Lebensgefühl mit Schild und Bogen

19. Juni 2017, 19:36 Uhr
Carsten Ehlert zeigt wie ein Holzbogen gebaut wird. (Foto: jsl)

Buntes Treiben herrschte am Sonntag auf dem Gelände des Jugendkulturzentrums. Anlässlich des dritten Selzerbrunnenfestes hatte die Freie Ritterschaft Baden ein mittelalterliches Lager auf der Innenwiese errichtet. Schon am Samstag war der Tross aus Pforzheim angerückt und hatte die Nacht in Zelten verbracht.

»Normalerweise gehören rund 40 Personen zu unserer Ritterschaft«, erzählt Carsten Dittrich aus Ettlingen. Als Schildknappe »Christoffel Sternfels von Fuchsheim« war er in Abwesenheit seines Herrn und Ritters an diesem Tag der Anführer der 1993 gegründeten Vereinigung. Die Mittelalter-Enthusiasten zeigten dem Publikum alles, was zum Lagerleben dazugehörte: (Show)-kämpfe mit Schwert und Stock, Axt- und Speerwerfen, Bogenschießen und Tänze. Außerdem lernten die Besucher mittelalterliche Handwerkskünste wie Bogenbauen und Goldschmieden kennen, außerdem gab’s Infos über Kräuterkunde.

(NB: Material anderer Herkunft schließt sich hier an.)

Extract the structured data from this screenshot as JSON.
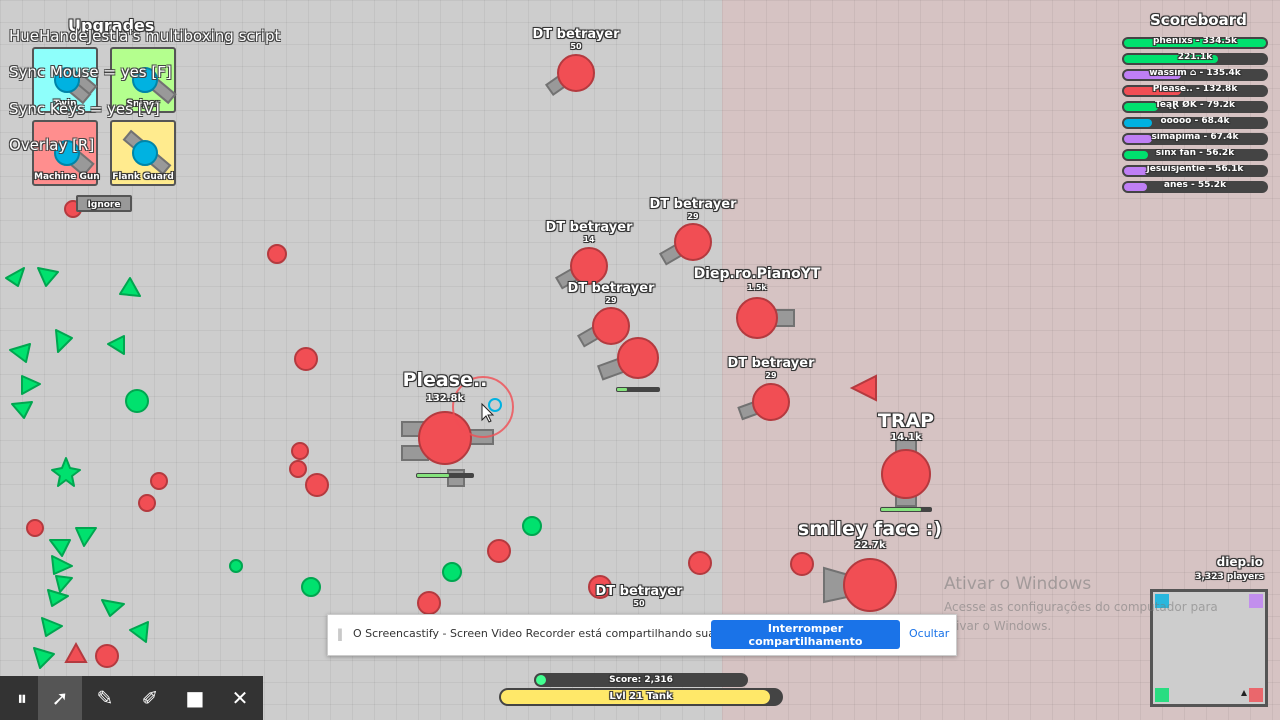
{
  "game": "diep.io",
  "colors": {
    "enemy_red": "#f14e54",
    "bullet_green": "#00e16e",
    "player_blue": "#00b2e1",
    "tank_gray": "#999999",
    "xp_yellow": "#ffe869",
    "score_green": "#43ff91"
  },
  "upgrades": {
    "title": "Upgrades",
    "options": [
      {
        "label": "Twin",
        "color": "#8efffb"
      },
      {
        "label": "Sniper",
        "color": "#b4ff8e"
      },
      {
        "label": "Machine Gun",
        "color": "#ff8e8e"
      },
      {
        "label": "Flank Guard",
        "color": "#ffeb8e"
      }
    ],
    "ignore_label": "Ignore"
  },
  "script_overlay": [
    "HueHandeJestla's multiboxing script",
    "Sync Mouse = yes [F]",
    "Sync Keys = yes [V]",
    "Overlay [R]"
  ],
  "scoreboard": {
    "title": "Scoreboard",
    "entries": [
      {
        "text": "phenixs - 334.5k",
        "color": "#00e16e",
        "fill": 1.0
      },
      {
        "text": "221.1k",
        "color": "#00e16e",
        "fill": 0.66
      },
      {
        "text": "wassim ⌂ - 135.4k",
        "color": "#bf7ff5",
        "fill": 0.4
      },
      {
        "text": "Please.. - 132.8k",
        "color": "#f14e54",
        "fill": 0.4
      },
      {
        "text": "TeąⱤ ØK - 79.2k",
        "color": "#00e16e",
        "fill": 0.24
      },
      {
        "text": "ooooo - 68.4k",
        "color": "#00b2e1",
        "fill": 0.2
      },
      {
        "text": "simapima - 67.4k",
        "color": "#bf7ff5",
        "fill": 0.2
      },
      {
        "text": "sinx fan - 56.2k",
        "color": "#00e16e",
        "fill": 0.17
      },
      {
        "text": "jesuisjentie - 56.1k",
        "color": "#bf7ff5",
        "fill": 0.17
      },
      {
        "text": "anes - 55.2k",
        "color": "#bf7ff5",
        "fill": 0.16
      }
    ]
  },
  "players": [
    {
      "name": "DT betrayer",
      "score": "50"
    },
    {
      "name": "DT betrayer",
      "score": "29"
    },
    {
      "name": "DT betrayer",
      "score": "14"
    },
    {
      "name": "Diep.ro.PianoYT",
      "score": "1.5k"
    },
    {
      "name": "DT betrayer",
      "score": "29"
    },
    {
      "name": "DT betrayer",
      "score": "29"
    },
    {
      "name": "Please..",
      "score": "132.8k"
    },
    {
      "name": "TRAP",
      "score": "14.1k"
    },
    {
      "name": "smiley face :)",
      "score": "22.7k"
    },
    {
      "name": "DT betrayer",
      "score": "50"
    }
  ],
  "server": {
    "name": "diep.io",
    "players": "3,323 players"
  },
  "hud": {
    "score_text": "Score: 2,316",
    "score_fill": 0.03,
    "level_text": "Lvl 21 Tank",
    "level_fill": 0.96
  },
  "share_bar": {
    "message": "O Screencastify - Screen Video Recorder está compartilhando sua tela.",
    "stop_label": "Interromper compartilhamento",
    "hide_label": "Ocultar"
  },
  "watermark": {
    "title": "Ativar o Windows",
    "subtitle": "Acesse as configurações do computador para ativar o Windows."
  },
  "toolbar": {
    "icons": [
      "pause-icon",
      "pointer-icon",
      "pen-icon",
      "eraser-icon",
      "camera-icon",
      "close-icon"
    ],
    "glyphs": [
      "⏸",
      "➚",
      "✎",
      "✐",
      "■",
      "✕"
    ]
  }
}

»Es ist die Vielseitigkeit, die unseren Verein ausmacht«, sagte Dittrich. Gern präsentierte er sein Schild und die verschiedenen Waffen. »Wir machen alles selbst. Jeden Dienstag treffen wir uns, um das Kämpfen und Tanzen zu trainieren. Außerdem haben wir einen eigenen Chor.« Er und sein Kampfpartner Sven Kareis alias Knappe Cornelius Regiomontanus hatten schon in jungen Jahren eine Affinität zum Schwertkampf. Für sie ist das Mittelalter mehr als »nur« ein Hobby, es ist ein Lebensgefühl, dem sie sich hingeben.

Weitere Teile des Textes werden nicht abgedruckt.